For a man with a serious back problem, J.J. Johnston has a whole lotta flash in his stage name, DJ Jimmy Jazz.

The Vancouver bus driver suffered for years from crippling back spasms, the legacy of a fall from a big rig when he was driving truck in his mid-20s. For the past 10 years, though, the 50-year-old has been spasm free. Part of the cure? Swing dancing.

"When I'm on the dance floor, the body pain is gone," Johnston, who also instructs and deejays, told the Georgia Straight. "I have no worries about anything.…If you're into dance, you're no longer going to bars to get drunk and no longer sitting in front of your TV or Internet, you're out dancing."

It's no secret that dance is great for you. Depending on the type of movement, formal dance burns between 170 and 700 calories per hour.

Naturopathic physician Juliet Ghodsian told the Straight it's a great cardiovascular, musculoskeletal, and brain workout. If more people did it, we'd probably be healthier, as a city.

"Dance is a huge part of culture," said Ghodsian, who also teaches belly dance. "In western culture, it's been lost a little bit. Now it's so structured: you go to a dancing academy where you take dance lessons. I think people feel intimidated."

Ghodsian says that when she was in medical school, she danced "till my feet ached and I was dizzy" for stress relief and fitness. Now a new mom, she also notes that belly dance is ideal for developing pelvic-floor muscles for a healthy childbirth.

North America hasn't completely flushed formal dancing. Sukhi Ghuman, a founding director of the Vancouver International Bhangra Celebration, grew up with the South Asian dance tradition. At weddings and birthdays, and on Saturday afternoons in friends' living rooms, Ghuman still dances the 500-year-old dance.

"It keeps me fit," Ghuman, who works in communications for Statistics Canada, told the Straight. "Being a working professional and taking part in volunteer activities, I find going to the gym very hard. But on the weekends, two or three hours in the living room makes up for it."

Since she formed a team in high school to raise awareness of it, Ghuman's goal has been to extend the reach of this very physical dance. On her performance team, she dances with a Caucasian woman, and she competes against dancers with origins around the world. At community centres, she said, there's even bhangra aerobics. Workout-wise, an hour of step aerobics and an hour of bhangra are pretty similar, she said.

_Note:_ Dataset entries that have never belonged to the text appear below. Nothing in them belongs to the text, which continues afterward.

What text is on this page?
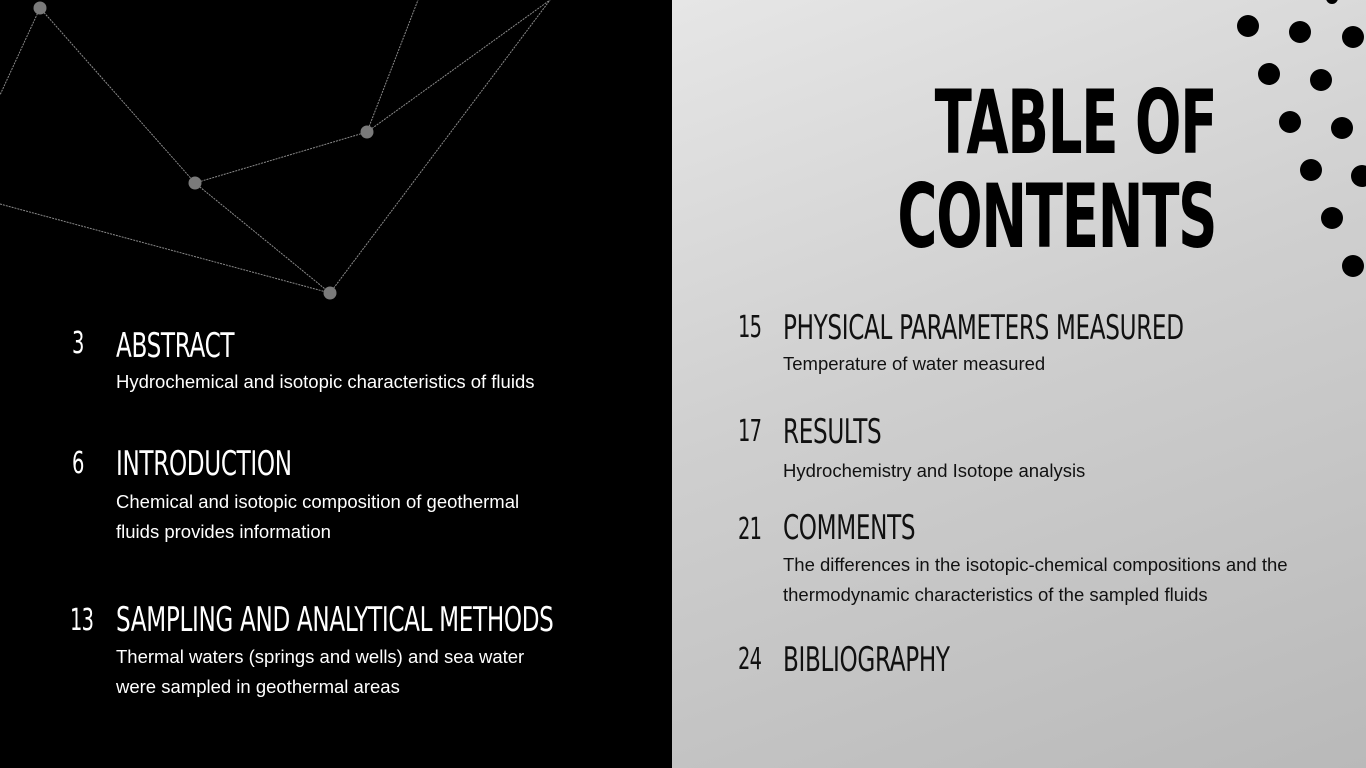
3 ABSTRACT
Hydrochemical and isotopic characteristics of fluids
6 INTRODUCTION
Chemical and isotopic composition of geothermal fluids provides information
13 SAMPLING AND ANALYTICAL METHODS
Thermal waters (springs and wells) and sea water were sampled in geothermal areas
TABLE OF
CONTENTS
15 PHYSICAL PARAMETERS MEASURED
Temperature of water measured
17 RESULTS
Hydrochemistry and Isotope analysis
21 COMMENTS
The differences in the isotopic-chemical compositions and the thermodynamic characteristics of the sampled fluids
24 BIBLIOGRAPHY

Like other old-fashioned dances such as belly dance, flamenco, swing, and salsa, bhangra has stepped out of the class and onto the club floor. You won't find it at Richard's on Richards, but square dancers romp through Vancouver, too.

At 60, John McKinstry, the president of Squares Across the Border-the international gay and lesbian square-dance club-said he's too old for nightclub dancing, which starts at 10 p.m. Square dance, he said, is over by 10, gives him a great moderate workout, and keeps his mind lively.

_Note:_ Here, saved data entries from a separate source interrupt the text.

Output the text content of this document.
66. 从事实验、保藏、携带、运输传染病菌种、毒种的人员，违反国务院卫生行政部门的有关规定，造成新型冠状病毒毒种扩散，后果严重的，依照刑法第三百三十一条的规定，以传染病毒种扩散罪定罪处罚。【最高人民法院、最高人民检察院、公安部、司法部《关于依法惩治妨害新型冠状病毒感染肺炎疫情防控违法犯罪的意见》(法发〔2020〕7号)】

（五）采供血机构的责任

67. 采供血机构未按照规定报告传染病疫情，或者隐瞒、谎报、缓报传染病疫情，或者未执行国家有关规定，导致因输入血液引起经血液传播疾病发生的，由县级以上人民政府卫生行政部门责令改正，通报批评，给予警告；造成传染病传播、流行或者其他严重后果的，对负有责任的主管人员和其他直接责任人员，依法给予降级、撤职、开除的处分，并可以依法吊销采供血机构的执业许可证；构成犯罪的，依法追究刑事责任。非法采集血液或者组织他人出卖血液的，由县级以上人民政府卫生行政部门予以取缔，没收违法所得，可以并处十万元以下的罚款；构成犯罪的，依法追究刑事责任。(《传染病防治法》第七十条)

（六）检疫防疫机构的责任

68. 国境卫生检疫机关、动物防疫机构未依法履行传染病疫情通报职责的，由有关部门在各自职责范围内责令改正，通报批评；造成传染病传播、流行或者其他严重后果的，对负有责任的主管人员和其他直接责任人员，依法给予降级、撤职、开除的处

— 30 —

"You don't have to know anything to go out on a dance floor and shake your arms up and down," he told the Straight. "There's huge benefits to organized dancing. [In a square with seven other people] you have to relate."

McKinstry has always danced. Growing up in Barbados, he was part of a culture where anniversaries, birthdays, Friday nights, and dinner parties were all excuses for his social circle to foxtrot, waltz, or quick-step. He learned the dances as a child.

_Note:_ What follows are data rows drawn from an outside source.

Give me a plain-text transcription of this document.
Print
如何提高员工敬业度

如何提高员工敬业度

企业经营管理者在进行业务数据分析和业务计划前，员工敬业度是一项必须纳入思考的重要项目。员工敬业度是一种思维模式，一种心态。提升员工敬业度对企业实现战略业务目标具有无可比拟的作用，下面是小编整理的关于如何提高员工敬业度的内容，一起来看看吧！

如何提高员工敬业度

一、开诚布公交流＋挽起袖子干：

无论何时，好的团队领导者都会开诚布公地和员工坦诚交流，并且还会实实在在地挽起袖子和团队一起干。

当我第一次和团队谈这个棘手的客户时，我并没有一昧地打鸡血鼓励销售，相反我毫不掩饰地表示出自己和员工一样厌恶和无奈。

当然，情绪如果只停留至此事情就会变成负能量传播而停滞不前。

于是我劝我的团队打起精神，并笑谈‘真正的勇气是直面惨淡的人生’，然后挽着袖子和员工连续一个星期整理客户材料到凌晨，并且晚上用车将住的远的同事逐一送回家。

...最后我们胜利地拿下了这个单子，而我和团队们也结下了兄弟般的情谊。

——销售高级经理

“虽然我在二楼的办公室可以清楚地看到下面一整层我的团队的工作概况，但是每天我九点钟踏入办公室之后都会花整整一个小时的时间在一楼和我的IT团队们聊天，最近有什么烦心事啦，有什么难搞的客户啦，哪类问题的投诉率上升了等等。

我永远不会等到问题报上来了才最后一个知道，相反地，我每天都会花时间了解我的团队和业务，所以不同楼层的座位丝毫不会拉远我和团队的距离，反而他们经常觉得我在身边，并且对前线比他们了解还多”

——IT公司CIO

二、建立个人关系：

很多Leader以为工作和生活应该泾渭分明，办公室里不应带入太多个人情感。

"In the '50s and '60s, I think we had more time," he said, explaining why he thinks modern Canadians dance less often. "People are way, way busier now. Mom didn't work, so she had time to plan these things and be ready for them."

McKinstry credits square dance with one more benefit: community harmony. Squares Across the Border is often invited to dance with straight dance clubs. He pointed out that gay men and straight men will do-si-do together, and they don't think about it anymore. That's progress, he said.

"Square dance breaks down barriers," he said. "We're perceived as being normal. If [straight] people can say, 'Oh, they play baseball or hockey, or dance, they must be all right,' it's bullshit, but if that's what it takes, that's what it takes."

What will it take to bring formal dance back to the centre of Canadians' social and recreational lives? According to Johnston, all it takes is one try and most people are hooked.

For the sake of our hearts, minds, communities, and muscles, that's a healthful compulsion.